Related Organization(s):


Most influential economic theories about private disputes, including the Coase theorem, assume that there are no legal restraints on alienability. However, the parties to a patent dispute are often competing firms, and their private dealings may thus be constrained by the antitrust laws. Antitrust prohibits private transactions that allocate commercial rights in ways that unreasonably subvert competition between the parties. This creates an asymmetry between (1) the allocations of rights that the parties can effect through contract; and (2) those a court can effect through its judgment. For example, antitrust may condemn a “reverse payment” settlement in which a monopolist-patentee pays an accused infringer to stay off the market for several years. But if the dispute were litigated to judgment, a court could produce the same exclusionary outcome by issuing an injunction.
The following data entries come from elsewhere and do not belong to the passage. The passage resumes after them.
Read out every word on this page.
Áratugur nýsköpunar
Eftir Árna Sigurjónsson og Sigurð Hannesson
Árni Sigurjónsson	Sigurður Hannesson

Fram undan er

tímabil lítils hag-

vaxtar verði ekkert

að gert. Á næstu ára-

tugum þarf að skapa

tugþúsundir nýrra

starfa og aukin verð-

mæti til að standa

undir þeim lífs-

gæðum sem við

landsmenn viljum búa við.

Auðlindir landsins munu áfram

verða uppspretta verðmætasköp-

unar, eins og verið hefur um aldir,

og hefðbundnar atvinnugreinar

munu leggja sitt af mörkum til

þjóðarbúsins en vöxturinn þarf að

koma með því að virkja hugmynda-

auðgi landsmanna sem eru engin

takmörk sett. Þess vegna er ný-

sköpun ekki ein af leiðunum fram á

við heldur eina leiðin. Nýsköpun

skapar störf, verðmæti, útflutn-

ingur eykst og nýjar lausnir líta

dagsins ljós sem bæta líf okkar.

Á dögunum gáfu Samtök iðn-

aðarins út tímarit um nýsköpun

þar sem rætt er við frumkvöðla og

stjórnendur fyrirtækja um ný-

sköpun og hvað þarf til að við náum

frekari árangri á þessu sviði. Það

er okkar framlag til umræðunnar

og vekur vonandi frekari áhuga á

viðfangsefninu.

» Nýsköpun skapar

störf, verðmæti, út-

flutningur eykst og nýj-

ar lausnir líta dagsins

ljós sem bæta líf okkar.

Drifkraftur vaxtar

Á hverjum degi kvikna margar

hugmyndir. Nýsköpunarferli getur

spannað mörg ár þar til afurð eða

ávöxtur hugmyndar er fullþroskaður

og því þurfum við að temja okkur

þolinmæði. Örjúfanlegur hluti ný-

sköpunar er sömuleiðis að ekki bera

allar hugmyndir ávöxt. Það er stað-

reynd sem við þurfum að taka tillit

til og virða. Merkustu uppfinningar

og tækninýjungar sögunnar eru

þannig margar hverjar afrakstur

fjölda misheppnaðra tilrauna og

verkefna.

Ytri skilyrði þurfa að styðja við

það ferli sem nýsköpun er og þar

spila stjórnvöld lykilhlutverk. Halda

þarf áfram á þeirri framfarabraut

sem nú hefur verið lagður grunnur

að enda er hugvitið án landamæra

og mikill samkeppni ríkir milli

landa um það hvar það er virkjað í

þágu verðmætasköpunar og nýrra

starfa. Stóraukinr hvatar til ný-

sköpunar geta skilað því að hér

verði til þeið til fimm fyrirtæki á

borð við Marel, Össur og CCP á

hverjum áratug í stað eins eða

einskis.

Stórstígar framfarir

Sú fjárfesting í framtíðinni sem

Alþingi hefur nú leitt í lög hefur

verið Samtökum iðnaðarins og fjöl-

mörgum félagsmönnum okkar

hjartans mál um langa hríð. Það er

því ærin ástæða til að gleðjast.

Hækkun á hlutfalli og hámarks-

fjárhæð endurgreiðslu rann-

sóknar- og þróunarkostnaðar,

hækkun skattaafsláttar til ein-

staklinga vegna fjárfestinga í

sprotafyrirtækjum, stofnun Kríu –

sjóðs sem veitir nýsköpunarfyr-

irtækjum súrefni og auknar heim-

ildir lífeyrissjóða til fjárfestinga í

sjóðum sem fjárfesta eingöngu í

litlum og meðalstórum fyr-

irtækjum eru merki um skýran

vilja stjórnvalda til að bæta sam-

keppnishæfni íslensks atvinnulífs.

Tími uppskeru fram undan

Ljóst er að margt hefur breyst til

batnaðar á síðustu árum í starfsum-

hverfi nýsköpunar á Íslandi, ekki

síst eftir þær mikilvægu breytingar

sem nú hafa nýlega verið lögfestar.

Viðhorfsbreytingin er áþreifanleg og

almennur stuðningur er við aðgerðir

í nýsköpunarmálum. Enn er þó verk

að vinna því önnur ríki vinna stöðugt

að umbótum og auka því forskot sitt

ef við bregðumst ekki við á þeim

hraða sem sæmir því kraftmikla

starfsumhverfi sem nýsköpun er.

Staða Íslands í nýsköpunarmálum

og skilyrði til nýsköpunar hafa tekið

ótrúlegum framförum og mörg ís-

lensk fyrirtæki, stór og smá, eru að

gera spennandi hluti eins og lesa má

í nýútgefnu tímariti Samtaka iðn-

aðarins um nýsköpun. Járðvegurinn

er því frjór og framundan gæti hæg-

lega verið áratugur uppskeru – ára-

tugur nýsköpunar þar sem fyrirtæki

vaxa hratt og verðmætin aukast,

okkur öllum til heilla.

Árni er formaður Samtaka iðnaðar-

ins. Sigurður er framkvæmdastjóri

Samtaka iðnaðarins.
The result is ultimately that, in contrast to familiar Coasean logic, a court’s delimitation of patent rights can influence the final allocation of such rights, even if the parties can bargain. Further, the parties may (rationally) litigate to judgment even if they have common expectations about litigation, and even if they are perfectly capable of entering into a lawful settlement ex ante.

Antitrust limits on alienability may thus critically alter the nature of a private dispute, distinguishing it from the more conventional property conflicts studied in classical law and economics. Aside from altering the parties’ incentives and behavior, it changes the appropriate normative policies toward settlement and litigation. The parties may be settling not simply to avoid litigation costs, but rather to avoid a pro-competitive judgment they cannot lawfully bargain around (e.g. patent invalidation), or to obtain a judicial stamp on what would otherwise be an unenforceable contract. As such, when a proposed settlement concerns rights that are not entirely alienable, the court should carefully review its terms to ensure they do not defy the relevant inalienability rule. Unfortunately, the patent courts have missed this important point (although it has been recognized implicitly in some other areas of law). They continue to treat patent suits as ordinary private conflicts over fully-alienable rights, approving virtually all settlement proposals as a matter of course. I explain the benefits of reviewing patent settlements in certain cases, and I offer a detailed account of how such review ought to operate in practice.